Journalists continue to be silenced in Mexico where the press plays a critical role by highlighting the activities of drug cartels and corrupt politicians who support them, IPI points out. CPJ cautions, however, that the Mexican government's failure to carry out basic investigations in many cases makes it difficult for CPJ to determine a motive.

In some cases, reporting on drug trafficking or daring to criticise local officials and highlight corruption also proved to be fatal in Brazil in 2012. The country had few journalist fatalities from 2005 to 2010, making the recent spike especially alarming to local journalists, says CPJ.

In some positive developments, excluding Syria, fatalities declined in the Middle East and North Africa, and only one journalist was reported killed in the Philippines.

IPI had criticised Somalia and other countries with a prolonged history of attacks on journalists for failing to implement policies to limit these incidents. Nevertheless, in December 2012, Somalia's new president, Hassan Sheikh Mohamud, promised to create a task force to investigate journalists killings, a move that IPI has welcomed and that will hopefully be an effective first step in ending the cycle of violence.
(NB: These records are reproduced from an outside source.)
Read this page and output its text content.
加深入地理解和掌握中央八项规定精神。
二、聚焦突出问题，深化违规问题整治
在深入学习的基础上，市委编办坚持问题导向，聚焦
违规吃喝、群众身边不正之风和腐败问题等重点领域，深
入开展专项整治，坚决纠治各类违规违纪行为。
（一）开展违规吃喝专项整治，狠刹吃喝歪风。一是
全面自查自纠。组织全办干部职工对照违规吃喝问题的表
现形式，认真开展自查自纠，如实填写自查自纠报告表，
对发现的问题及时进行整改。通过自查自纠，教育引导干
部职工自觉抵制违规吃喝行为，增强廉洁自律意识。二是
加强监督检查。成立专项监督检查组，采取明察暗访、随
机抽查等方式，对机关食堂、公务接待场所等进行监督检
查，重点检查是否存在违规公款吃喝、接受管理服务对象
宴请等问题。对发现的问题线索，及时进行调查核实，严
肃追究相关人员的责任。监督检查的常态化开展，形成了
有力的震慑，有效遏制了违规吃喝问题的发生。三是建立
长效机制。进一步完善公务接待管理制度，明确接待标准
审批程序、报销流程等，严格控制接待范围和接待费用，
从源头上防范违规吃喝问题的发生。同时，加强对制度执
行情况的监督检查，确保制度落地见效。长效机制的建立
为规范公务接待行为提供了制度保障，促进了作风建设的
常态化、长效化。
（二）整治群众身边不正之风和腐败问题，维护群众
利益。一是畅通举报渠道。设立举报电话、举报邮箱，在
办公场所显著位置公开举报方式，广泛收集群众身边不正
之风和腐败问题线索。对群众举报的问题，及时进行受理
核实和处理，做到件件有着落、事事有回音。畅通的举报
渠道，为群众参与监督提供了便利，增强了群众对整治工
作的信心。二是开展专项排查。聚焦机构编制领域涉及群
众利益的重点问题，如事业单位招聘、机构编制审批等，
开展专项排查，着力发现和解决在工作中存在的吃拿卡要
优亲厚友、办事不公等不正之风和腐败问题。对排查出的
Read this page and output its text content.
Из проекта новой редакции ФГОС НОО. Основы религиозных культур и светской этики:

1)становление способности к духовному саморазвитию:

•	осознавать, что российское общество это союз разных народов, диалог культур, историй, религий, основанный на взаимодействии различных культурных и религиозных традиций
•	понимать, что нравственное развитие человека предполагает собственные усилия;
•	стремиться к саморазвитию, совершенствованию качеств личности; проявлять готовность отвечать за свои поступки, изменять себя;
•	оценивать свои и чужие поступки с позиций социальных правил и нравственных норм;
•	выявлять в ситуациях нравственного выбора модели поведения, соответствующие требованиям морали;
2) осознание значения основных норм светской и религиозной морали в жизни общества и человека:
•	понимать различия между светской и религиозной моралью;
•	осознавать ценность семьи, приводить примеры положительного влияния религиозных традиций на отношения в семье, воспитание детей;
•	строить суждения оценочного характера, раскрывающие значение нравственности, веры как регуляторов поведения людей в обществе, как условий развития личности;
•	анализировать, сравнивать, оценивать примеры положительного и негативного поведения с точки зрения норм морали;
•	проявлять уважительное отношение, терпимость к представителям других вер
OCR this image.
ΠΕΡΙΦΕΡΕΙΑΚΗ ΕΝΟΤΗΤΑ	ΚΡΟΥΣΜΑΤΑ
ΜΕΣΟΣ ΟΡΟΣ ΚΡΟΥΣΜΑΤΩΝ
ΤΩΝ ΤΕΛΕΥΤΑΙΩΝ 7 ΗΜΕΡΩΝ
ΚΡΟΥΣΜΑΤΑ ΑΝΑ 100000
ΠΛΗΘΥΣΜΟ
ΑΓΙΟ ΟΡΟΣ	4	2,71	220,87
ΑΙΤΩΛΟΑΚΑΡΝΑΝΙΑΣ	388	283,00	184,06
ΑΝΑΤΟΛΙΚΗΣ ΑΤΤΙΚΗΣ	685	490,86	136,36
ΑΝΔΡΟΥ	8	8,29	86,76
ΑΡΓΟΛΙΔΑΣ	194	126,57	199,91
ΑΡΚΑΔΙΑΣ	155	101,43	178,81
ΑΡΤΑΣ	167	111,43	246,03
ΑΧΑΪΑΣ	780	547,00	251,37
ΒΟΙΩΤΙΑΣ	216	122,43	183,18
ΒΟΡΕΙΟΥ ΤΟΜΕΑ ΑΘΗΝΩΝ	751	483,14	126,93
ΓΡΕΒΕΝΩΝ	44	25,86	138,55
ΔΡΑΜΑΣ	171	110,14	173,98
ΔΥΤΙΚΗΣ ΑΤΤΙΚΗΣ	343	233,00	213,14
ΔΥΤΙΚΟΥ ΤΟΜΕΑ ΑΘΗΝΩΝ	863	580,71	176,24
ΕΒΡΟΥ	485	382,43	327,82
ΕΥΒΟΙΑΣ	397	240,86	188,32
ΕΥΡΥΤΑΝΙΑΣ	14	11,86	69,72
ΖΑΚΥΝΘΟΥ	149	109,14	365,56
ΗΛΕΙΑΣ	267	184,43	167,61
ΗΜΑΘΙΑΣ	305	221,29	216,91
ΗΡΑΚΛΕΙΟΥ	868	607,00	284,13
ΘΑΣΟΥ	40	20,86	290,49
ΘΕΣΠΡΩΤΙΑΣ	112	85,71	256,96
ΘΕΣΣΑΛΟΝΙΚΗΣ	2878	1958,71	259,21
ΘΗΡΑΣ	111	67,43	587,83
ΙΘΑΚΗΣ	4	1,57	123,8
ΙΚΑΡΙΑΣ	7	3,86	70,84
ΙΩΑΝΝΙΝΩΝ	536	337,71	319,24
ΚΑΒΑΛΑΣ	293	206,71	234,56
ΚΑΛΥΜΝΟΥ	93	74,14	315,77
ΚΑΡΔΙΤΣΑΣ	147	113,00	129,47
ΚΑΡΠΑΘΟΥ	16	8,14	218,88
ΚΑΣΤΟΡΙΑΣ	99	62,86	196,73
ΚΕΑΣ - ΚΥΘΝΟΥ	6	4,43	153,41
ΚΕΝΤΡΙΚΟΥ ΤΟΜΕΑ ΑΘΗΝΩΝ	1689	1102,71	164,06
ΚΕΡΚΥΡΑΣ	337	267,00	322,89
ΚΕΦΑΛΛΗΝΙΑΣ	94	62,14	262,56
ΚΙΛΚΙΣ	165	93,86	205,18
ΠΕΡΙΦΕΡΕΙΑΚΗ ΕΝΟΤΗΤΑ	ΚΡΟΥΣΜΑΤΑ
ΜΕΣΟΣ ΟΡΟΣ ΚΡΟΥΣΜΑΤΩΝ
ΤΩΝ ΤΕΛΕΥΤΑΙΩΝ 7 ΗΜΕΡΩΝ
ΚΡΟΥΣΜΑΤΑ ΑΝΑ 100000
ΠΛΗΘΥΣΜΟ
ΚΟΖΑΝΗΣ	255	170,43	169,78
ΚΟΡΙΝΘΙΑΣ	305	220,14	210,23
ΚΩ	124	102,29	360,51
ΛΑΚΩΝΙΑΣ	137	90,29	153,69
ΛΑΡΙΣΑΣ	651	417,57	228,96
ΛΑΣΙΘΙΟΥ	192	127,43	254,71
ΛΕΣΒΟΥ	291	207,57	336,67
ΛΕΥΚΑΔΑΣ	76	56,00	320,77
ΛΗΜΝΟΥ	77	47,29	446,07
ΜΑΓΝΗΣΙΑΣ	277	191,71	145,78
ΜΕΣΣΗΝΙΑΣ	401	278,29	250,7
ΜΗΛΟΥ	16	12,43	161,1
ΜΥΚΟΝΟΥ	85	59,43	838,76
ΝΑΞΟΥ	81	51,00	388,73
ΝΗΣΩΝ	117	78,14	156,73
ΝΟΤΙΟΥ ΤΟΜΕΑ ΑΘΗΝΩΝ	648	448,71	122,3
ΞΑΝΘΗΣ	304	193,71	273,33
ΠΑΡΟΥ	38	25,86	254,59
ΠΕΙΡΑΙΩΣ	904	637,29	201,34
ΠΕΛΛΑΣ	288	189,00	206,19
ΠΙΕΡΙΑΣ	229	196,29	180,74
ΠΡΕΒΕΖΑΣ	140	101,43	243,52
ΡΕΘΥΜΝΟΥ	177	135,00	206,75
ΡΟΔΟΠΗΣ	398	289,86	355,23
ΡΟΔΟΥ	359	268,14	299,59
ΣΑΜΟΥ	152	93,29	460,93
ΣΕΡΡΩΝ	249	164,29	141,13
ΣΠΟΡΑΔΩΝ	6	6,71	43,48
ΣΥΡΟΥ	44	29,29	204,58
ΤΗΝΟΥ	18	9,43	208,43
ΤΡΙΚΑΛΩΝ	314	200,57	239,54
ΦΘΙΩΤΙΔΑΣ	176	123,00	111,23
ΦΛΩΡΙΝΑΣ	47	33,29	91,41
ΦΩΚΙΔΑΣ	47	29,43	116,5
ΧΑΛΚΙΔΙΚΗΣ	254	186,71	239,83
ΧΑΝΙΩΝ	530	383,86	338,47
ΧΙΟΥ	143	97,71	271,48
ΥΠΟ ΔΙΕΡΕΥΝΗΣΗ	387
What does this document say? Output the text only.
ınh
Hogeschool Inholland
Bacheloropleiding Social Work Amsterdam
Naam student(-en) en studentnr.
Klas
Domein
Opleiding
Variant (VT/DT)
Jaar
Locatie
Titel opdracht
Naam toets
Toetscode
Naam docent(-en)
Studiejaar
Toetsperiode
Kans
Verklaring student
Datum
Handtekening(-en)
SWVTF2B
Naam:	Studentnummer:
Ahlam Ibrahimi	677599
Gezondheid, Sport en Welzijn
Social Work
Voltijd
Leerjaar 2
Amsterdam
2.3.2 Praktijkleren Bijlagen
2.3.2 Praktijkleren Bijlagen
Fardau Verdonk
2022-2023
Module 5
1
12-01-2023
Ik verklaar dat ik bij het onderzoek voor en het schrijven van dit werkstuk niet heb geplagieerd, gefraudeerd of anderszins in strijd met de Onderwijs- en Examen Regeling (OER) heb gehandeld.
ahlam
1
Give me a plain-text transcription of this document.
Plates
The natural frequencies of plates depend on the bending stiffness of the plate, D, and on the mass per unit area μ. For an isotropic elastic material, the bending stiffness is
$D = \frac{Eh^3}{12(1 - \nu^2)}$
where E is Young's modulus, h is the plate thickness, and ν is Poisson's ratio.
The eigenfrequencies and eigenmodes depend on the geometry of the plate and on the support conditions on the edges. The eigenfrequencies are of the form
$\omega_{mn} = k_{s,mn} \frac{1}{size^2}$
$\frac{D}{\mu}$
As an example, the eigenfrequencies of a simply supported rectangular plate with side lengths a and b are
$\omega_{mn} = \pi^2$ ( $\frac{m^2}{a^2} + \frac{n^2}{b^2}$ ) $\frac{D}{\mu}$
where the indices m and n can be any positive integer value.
There are indications of a renewed commitment to address these issues at the global level. The UN Plan of Action on The Safety of Journalists and the Issue of Impunity was officially launched at a meeting in November 2012. IFEX members and other civil society delegates participating in the meeting expressed their support for the plan and provided recommendations for its implementation. The implementation of the UN Action Plan will initially be rolled out in Iraq, Mexico, Nepal and Pakistan. "We now look to the UN Plan on the safety of journalists and the issue of impunity to deliver on its mandate," IFJ said. "The situation is so desperate that inaction no longer represents an option."